Women are under-represented in math-intensive occupations, consistent with the stereotype that females are more anxious and less capable in mathematics than males. In cooperation with colleagues at the University of Munich, the Humboldt University of Berlin, and McGill University in Montreal, educational research by Dr. Thomas Götz and Madeleine Bieg of the University of Konstanz and the Thurgau University of Teacher Education points to a critical limitation of previous studies:
They did not assess anxiety during actual math classes and exams but asked students to describe more generalized perceptions of mathematics anxiety. To address this limitation, these researchers examined approximately 700 students and evaluated their anxiety during actual classes and exams, comparing these evaluations with generalized self-report measures of mathematics anxiety.
The result: Girls reported more anxiety than boys on the generalized self-report measure but were in fact not more anxious during actual classes and exams. Detailed results will be published in the journal “Psychological Science” at Wednesday, 28 August 2013.

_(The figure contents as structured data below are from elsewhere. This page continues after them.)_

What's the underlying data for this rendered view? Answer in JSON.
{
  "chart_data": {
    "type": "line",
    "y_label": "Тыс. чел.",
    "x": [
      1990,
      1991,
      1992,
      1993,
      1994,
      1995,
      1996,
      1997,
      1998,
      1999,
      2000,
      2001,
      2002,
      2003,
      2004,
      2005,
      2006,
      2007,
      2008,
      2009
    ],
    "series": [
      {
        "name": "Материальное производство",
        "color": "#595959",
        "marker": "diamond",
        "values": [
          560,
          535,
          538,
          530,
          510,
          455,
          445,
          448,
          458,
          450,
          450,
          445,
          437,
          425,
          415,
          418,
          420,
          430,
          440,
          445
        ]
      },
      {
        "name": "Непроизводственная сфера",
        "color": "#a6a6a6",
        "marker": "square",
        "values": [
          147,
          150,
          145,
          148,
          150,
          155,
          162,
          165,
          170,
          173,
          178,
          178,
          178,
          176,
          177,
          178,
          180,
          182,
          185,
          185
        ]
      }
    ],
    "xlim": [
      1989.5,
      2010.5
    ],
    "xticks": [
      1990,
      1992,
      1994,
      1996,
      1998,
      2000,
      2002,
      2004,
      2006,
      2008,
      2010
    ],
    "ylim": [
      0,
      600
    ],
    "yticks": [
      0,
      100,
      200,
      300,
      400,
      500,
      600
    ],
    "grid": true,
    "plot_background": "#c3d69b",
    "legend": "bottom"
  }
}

Two studies examined approximately 700 students from grades 5 to 11. In Study 1, students’ responses to a questionnaire measuring anxiety concerning math tests were compared to real-time self-reports of anxiety directly before and during a math exam. In Study 2, questionnaire measures of math anxiety were contrasted with repeated real-time assessments obtained during math classes via mobile devices.
Study findings replicated prior research and gender stereotypes in showing girls to report more math anxiety than boys on generalized assessments – despite similar math achievement. However, data obtained during real-life math exams and classes showed girls to not experience more anxiety than boys. Findings also suggested that girls’ lower self-concept in mathematics may underlie this discrepancy, with questionnaires allowing inaccurate ability beliefs to negatively bias girls’ assessments of their math abilities and exacerbate their anxiety in this domain.

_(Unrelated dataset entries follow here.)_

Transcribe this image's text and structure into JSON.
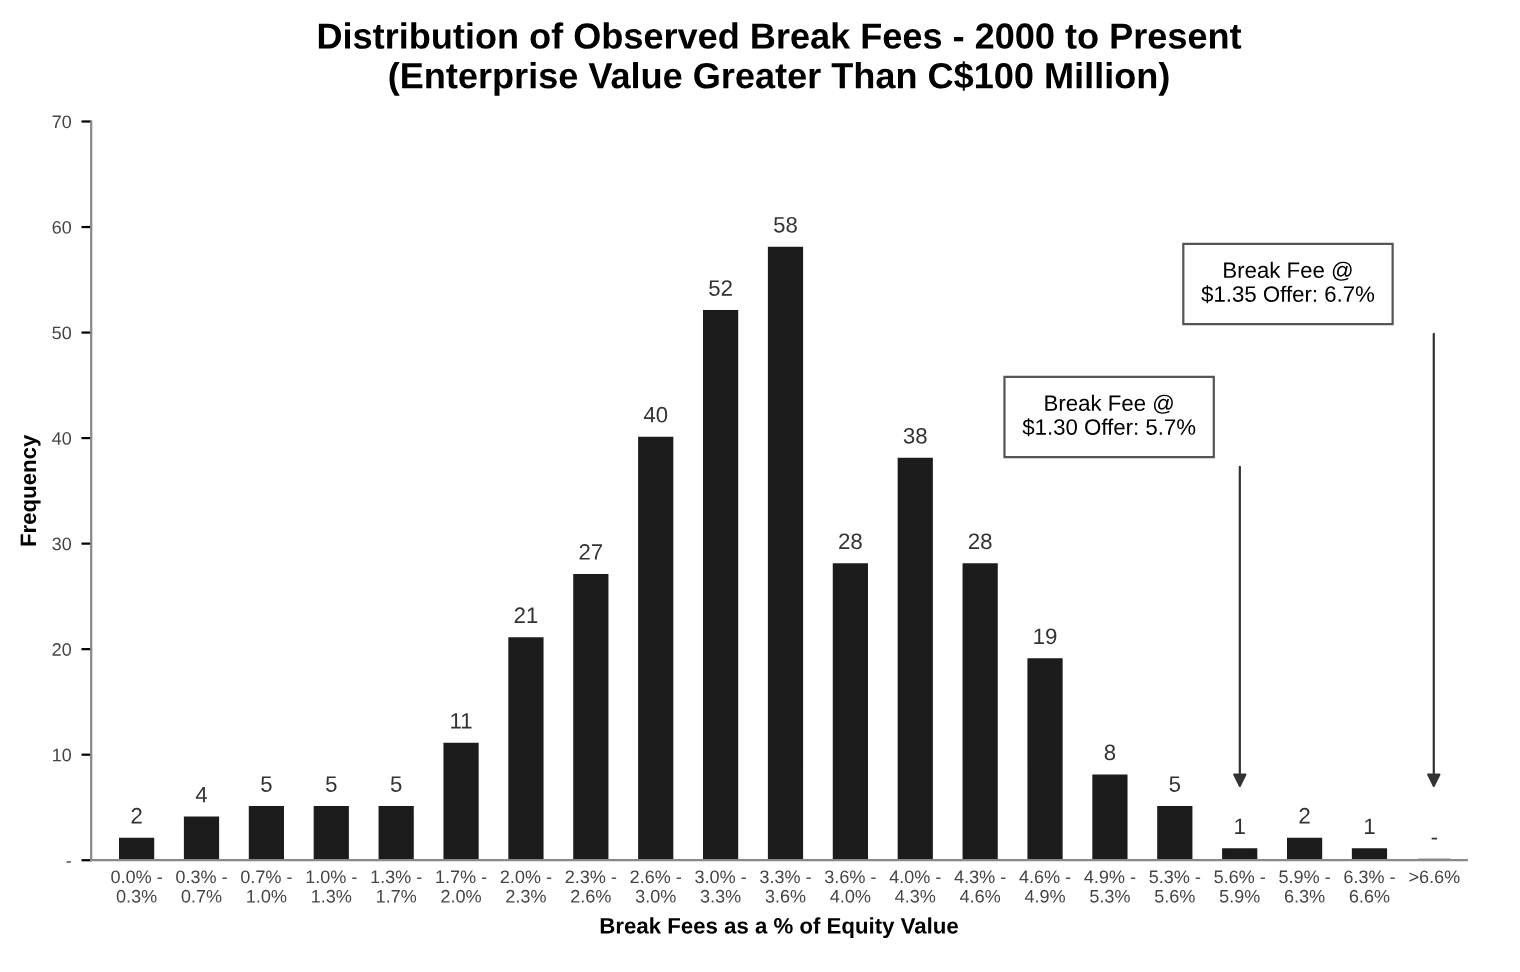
{
  "chart_data": {
    "type": "bar",
    "title": "Distribution of Observed Break Fees - 2000 to Present\n(Enterprise Value Greater Than C$100 Million)",
    "xlabel": "Break Fees as a % of Equity Value",
    "ylabel": "Frequency",
    "categories": [
      "0.0% -\n0.3%",
      "0.3% -\n0.7%",
      "0.7% -\n1.0%",
      "1.0% -\n1.3%",
      "1.3% -\n1.7%",
      "1.7% -\n2.0%",
      "2.0% -\n2.3%",
      "2.3% -\n2.6%",
      "2.6% -\n3.0%",
      "3.0% -\n3.3%",
      "3.3% -\n3.6%",
      "3.6% -\n4.0%",
      "4.0% -\n4.3%",
      "4.3% -\n4.6%",
      "4.6% -\n4.9%",
      "4.9% -\n5.3%",
      "5.3% -\n5.6%",
      "5.6% -\n5.9%",
      "5.9% -\n6.3%",
      "6.3% -\n6.6%",
      ">6.6%"
    ],
    "values": [
      2,
      4,
      5,
      5,
      5,
      11,
      21,
      27,
      40,
      52,
      58,
      28,
      38,
      28,
      19,
      8,
      5,
      1,
      2,
      1,
      0
    ],
    "value_labels": [
      "2",
      "4",
      "5",
      "5",
      "5",
      "11",
      "21",
      "27",
      "40",
      "52",
      "58",
      "28",
      "38",
      "28",
      "19",
      "8",
      "5",
      "1",
      "2",
      "1",
      "-"
    ],
    "color": "#1c1c1c",
    "ylim": [
      0,
      70
    ],
    "yticks": [
      {
        "value": 0,
        "label": "-"
      },
      10,
      20,
      30,
      40,
      50,
      60,
      70
    ],
    "grid": false,
    "legend": false,
    "annotations": [
      "Break Fee @\n$1.30 Offer: 5.7%",
      "Break Fee @\n$1.35 Offer: 6.7%"
    ]
  }
}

These findings thus suggest that girls do not actually experience more math anxiety than boys in the classroom, with gender differences being observed only on generalized assessments that permit bias due to gender stereotypes. These results further suggest that stereotyped beliefs regarding math ability, rather than actual ability or anxiety differences, may be largely responsible for women not choosing to pursue careers in math-intensive domains.